Senate Republicans’ proposed pandemic relief package includes $7 billion for new weapons procurement, ranging from F-35s to Army AH-64 Apache helicopters, drawing a sharp partisan divide on including such funds in the bill.

Republicans defended the funds as a means for ensuring the Pentagon has resources to support the industrial base during the ongoing pandemic, while Democrats in both the Senate and House criticized the move as taking funds away from specific COVID-19-related measures.

F-35As on the runway before a combat exercise at Hill Air Force Base, Utah in November 2018. The program helped bolster sales and earnings in Lockheed Martin’s second quarter. Photo: U.S. Air Force

“With the virus continuing to spread, it is unclear when many of these employees will be able to return to their jobs. This uncertainty is weakening the manufacturing industry and could hurt our military’s defense posture,” Sen. Roger Wicker (R-Miss.), a member of the Senate Armed Services Committee, said in a statement. “Congress has not yet approved funds to mitigate losses in this industry. If nothing is done, the military could have to divert $11 billion from its core priorities to shore up defense manufacturing firms. This would weaken military readiness at a critical time and could hamper the progress we have made in rebuilding our Armed Forces.”

The Senate Appropriations Committee released its proposed pandemic relief bill on Monday, which includes $29 billion total for defense, of which $19 billion would be used to assist the industrial base (Defense Daily, July 27). 
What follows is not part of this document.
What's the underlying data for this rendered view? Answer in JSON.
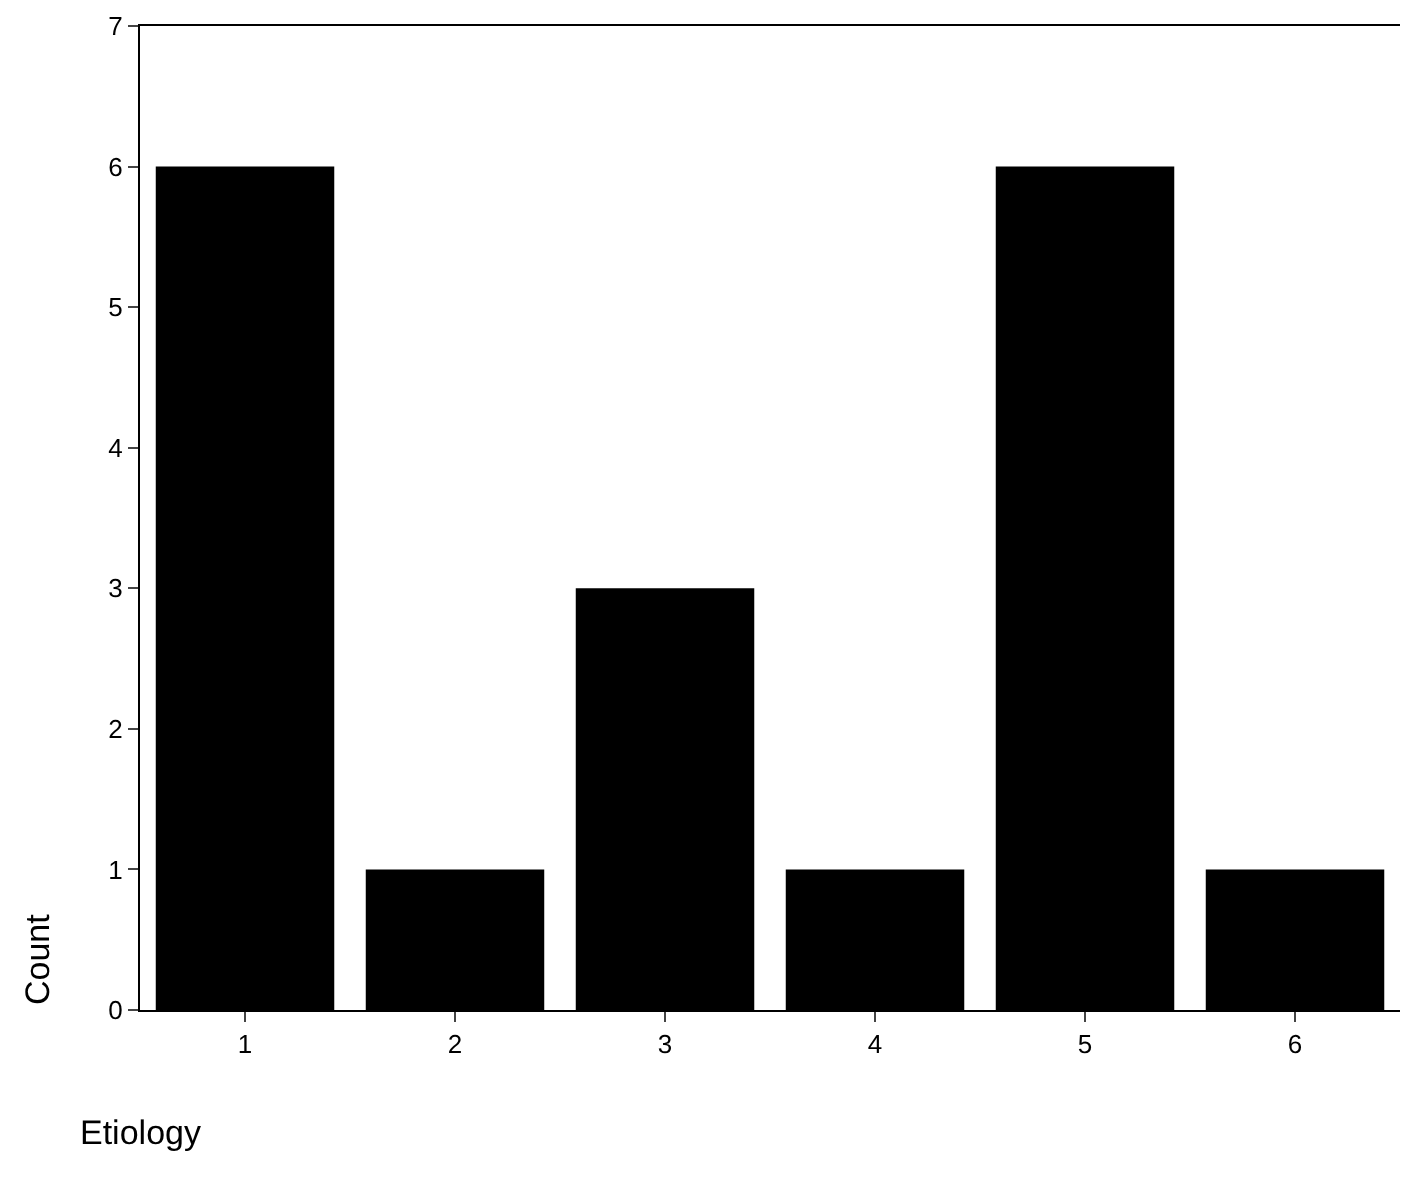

Air Force-specific procurement dollars in the bill include $686 million for F-35As, $720 million for C-130Js and $650 million for A-10 wing replacements.

The Navy would receive $1 billion for P-8A Poseidon maritime patrol planes, $1.45 billion for four expeditionary medical ships, $260 million for an expeditionary fast transport ship, $250 million for amphibious shipbuilding and another $250 million to support the surface combatant supplier base program.

Army procurement funds include $375 million to upgrade Strykers to the Double V-Hull configuration and $283 million for AH-64 Apache helicopters.

The proposal also includes over $300 million for the Terminal High Altitude Area Defense missile defense program.

“The bill contains billions of dollars for programs unrelated to the coronavirus, including over $8 billion for what appears to be a wish-list from the Department of Defense for manufacturing of planes, ships, and other weapons systems, as well as $1.75 billion to build a new FBI Headquarters.  What does this have to do with the immediate crisis?  The bill provides nothing to address the long lines at food banks and shortchanges education and childcare, but we can shore up the defense industry?  I am at a loss for words,” Sen. Patrick Leahy (D-Vt.), ranking member of the Senate Appropriations Committee, said in a statement.

Rep. Adam Smith (D-Wash.), chair of the House Armed Services Committee, also expressed concerns with the weapons procurement dollars in the bill. Smith has previously noted his opposition to providing additional supplemental funding for the Pentagon in the next coronavirus relief bill (Defense Daily, June 30). 

“While it is true that COVID-19 poses a real and credible threat to our national security, you don’t have to be a doctor or a four-star general to understand that spending billions on new helicopters, combat vehicles, and fighter jets is not the solution to this complex problem,” Smith said in a statement. “It is also true that COVID-19 has had a disproportionate impact on small manufacturers who play a crucial role in our industrial base. We need to implement smart policies that actually support these small manufacturers and maintains the stability of our supply chain – Leader McConnell’s procurement wish list is not the solution.”